When BKFC flyweight champion Christine Ferea got a call almost a decade ago about participating in a brain health study involving fighters, she was just looking for some quick cash.
At the time, she was struggling to make ends meet, so the promise of an extra few hundred dollars just to get an MRI and some other scans done by the Cleveland Clinic sounded like a great deal. Little did she know that the brain health study provided her with so much insight that she’s remained part of the program ever since, undergoing yearly updates provided by her doctors to ensure she’s still cognitively fit to compete.

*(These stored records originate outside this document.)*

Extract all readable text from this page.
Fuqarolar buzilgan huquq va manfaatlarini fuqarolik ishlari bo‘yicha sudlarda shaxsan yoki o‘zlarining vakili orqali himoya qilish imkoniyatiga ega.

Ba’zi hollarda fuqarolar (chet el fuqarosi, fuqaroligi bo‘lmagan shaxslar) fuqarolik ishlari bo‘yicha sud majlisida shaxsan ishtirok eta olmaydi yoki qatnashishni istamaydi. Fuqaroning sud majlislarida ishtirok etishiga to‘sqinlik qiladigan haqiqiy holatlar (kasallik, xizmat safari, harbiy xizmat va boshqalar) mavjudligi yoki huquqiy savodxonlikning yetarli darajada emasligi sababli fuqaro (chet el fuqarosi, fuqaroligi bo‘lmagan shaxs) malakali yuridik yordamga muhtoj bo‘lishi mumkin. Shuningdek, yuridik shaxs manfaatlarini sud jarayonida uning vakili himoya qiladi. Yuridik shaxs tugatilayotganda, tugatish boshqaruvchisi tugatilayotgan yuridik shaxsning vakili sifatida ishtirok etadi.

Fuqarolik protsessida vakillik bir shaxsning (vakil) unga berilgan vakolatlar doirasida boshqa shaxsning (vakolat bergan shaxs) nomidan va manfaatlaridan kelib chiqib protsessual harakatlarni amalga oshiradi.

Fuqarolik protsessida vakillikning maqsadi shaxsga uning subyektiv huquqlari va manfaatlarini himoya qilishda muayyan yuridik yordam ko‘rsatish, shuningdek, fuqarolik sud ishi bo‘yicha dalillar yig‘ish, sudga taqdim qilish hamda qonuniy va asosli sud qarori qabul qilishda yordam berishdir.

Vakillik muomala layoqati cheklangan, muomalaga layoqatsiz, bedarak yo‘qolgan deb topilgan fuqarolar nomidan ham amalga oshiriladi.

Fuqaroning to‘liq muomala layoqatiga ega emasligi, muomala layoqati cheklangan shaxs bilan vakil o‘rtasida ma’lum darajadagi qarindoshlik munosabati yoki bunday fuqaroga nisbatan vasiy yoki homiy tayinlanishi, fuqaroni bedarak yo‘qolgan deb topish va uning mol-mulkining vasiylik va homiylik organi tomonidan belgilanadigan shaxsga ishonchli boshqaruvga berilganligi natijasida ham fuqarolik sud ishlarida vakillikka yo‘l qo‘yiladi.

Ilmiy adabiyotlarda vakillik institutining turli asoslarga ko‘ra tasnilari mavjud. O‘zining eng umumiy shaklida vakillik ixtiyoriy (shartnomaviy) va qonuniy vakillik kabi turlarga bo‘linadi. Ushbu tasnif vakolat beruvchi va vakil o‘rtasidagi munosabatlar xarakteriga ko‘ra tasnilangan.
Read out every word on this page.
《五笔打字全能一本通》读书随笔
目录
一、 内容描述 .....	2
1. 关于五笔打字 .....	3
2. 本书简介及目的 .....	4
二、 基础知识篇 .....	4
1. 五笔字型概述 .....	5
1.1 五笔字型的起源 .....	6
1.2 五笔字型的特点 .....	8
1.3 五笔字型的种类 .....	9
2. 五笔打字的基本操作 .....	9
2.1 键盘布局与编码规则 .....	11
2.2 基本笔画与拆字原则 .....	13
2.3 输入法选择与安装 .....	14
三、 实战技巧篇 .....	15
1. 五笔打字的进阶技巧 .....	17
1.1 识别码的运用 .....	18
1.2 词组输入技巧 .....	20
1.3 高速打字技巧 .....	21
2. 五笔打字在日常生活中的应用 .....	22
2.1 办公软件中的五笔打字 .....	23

“I didn’t know what it was at first, and I went in and they do a brain scan on you, and it lets you know if your cognitive [function] is getting messed up, if your brain is damaged from the hits,” Ferea told MMA Fighting. “The first one is like a two-hour scan, and then every three years they do the two-hour scan, and then I do [another scan] every year.
“They let me know if I’m cognitively declining, if my brain is declining, if there’s brain damage accumulating. They do several cognitive tests, balance, so many different things to make sure [I’m healthy].”
Ferea admits she didn’t really concern herself with long-term health when she first became involved with fighting because she was just doing something that she loved. She also displayed incredible heart and durability during many of her fights across several combat sports, but that also meant she took a lot of damage along the way.
Once she got involved with the brain health study, Ferea started to see the benefits of understanding what effect the repeated blows to the head were having on her. It was a wake-up call that serves as a constant reminder that she can’t fight forever.
“Now I don’t have to wonder,” Ferea explained. “Am I getting messed up? Am I taking too many hits? How am I going to affected down the road? Because I have a meeting with the doctor after every MRI and the cognitive [testing] and all that kind of testing, and then they read the results, and then I meet with him right after. He runs down everything for me, he’ll tell me. I trust him. It’s good not to wonder what I’m doing to my brain every year.
“If I’m starting to decline, I’m quitting. Period. I’m not messing with my brain. If I break bones, if my back hurts, my shoulder, if that hurts I still care about that, but not as much as my brain.”
Ferea’s commitment to the study is so strong that she’s already planning on donating her brain to science after her death because there’s so much information that doctors can only retrieve post-mortem.
In particular, chronic traumatic encephalopathy — better known as CTE — can only be detected in examinations done during an autopsy.
“I definitely will give my brain to the study,” Ferea said. “It’s not like I need to keep it or anyone else needs to keep it.”
While long-term brain health has remained incredibly important to her, especially after getting involved with Cleveland Clinic, Ferea dealt with a situation recently that hit a little too close to home.
Back in May, Ferea was scheduled to face former boxing champion and Bellator veteran Heather Hardy in a BKFC title fight. Just days before they were scheduled to meet, Hardy dropped out of the fight and revealed that her career was likely over due to the amount of head trauma she suffered throughout her career.
“After finally seeing a doctor, he said I’ve had too many concussions,” Hardy said in a sobering social media post. “When you have a concussion, a piece of your brain dies and you never get it back. Imagine that? In 10 years I’ve had too much brain damage. I can’t get any more or else I won’t be able to see. No running, no jogging, no jumping rope, and no getting hit in the head.”
Hearing that served as a harsh reminder to Ferea that no amount of toughness or grit can save you from something as serious as brain damage.
After Hardy made that post, which effectively served as a retirement announcement, Ferea reached out in an attempt to connect her with the same doctors she’s been working with for the better part of the past decade.
“It’s very, very scary,” Ferea said of Hardy’s situation. “I’m the type of person, I have a chin so I can take a lot of damage. I’ll sit there and take it like whatever, it doesn’t affect me. That’s the kind of fighter Heather was. She’ll take a lot of damage because she has a lot of heart and a high pain tolerance. That really puts you in check in terms of being tough and just taking shot.
“You’ve got to be responsible even though you’re playing defense and you can take the hits and stuff like that.”
Now Ferea openly states that her dedication to long-term brain health hasn’t changed the way she fights because that would be a detriment to her career.
That said, the 41-year-old veteran promises if she ever finds out that her cognitive function has been compromised, she’ll retire on the spot.
“You’ve got to have a little bit of that ‘f*ck it’ [attitude] because you can’t go in there too careful,” Ferea said. “If you’re too careful, you’re not going to perform right or you’re going to hesitate. You can get knocked out hesitating.
“If it gets bad, I’m going to stop. I love this with all my heart and I love being champion and I love competing and I love dominating people, but it’s not worth not being able to speak my name or not being able to remember my family and all that.”